The World in U.S. Courts: Winter 2018 - Racketeer Influenced and Corrupt Organizations Act (RICO) | November.16.2017
Castellanos is a Mexican Citizen and computer analyst who contracted with Worldwide, an IT staffing firm, for placements with Worldwide clients in the US. He gave up a job in Mexico and incurred costs in Mexico and the US in connection with his move to the US to perform under the contract. After five months in the US Castellanos had received no placements and no salary from Worldwide, and he returned to Mexico. He then filed suit against Worldwide, claiming that he was entitled to that salary, his lost salary in Mexico, and the reimbursement of his expenses. As relevant here, his claims included a violation of the civil RICO provision, 18 USC 1964(c), based on underlying violations of the substantive RICO provisions, 18 USC 1962(c) and (d).

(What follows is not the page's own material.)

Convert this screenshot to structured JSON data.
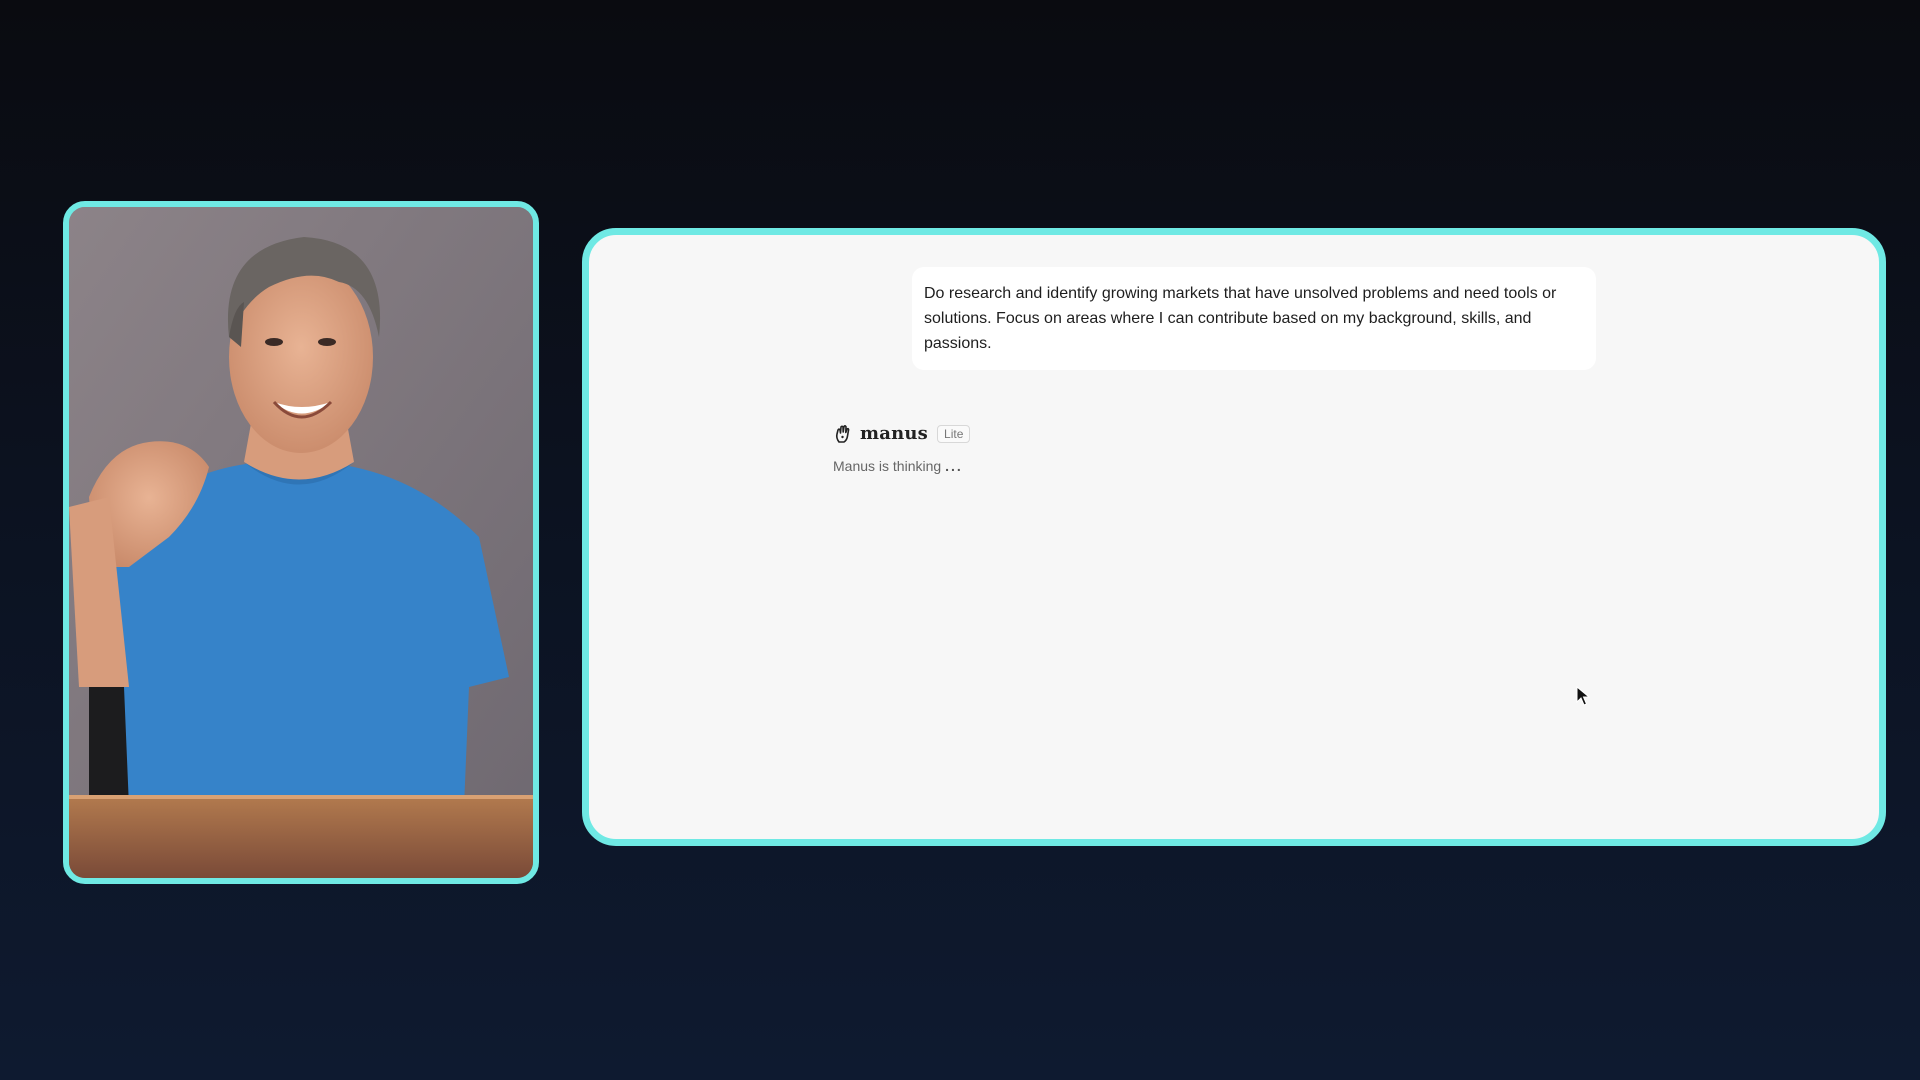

The Court preliminarily observed that while underlying violations may be based on conduct occurring outside the US, private civil actions under Section 1964(c) only reach US “domestic” injuries. The Court found that this standard had not been satisfied as to the elements of damages claimed by Castellanos. Specifically, the salary from the job Castellanos left in Mexico as well as his unreimbursed expenses incurred in Mexico in connection with travel to the US could only constitute an “injury” that occurred in Mexico. The Court noted that a failure to make a promised reimbursement in the US could be a US injury, but concluded that no such fact had been properly alleged. The Court also found that Castellanos had no right to recover his allegedly unpaid US salary, but only because his “at will” contract—pursuant to which his employment could be freely terminated by Worldwide—created no “property” interest, as required for a civil RICO claim.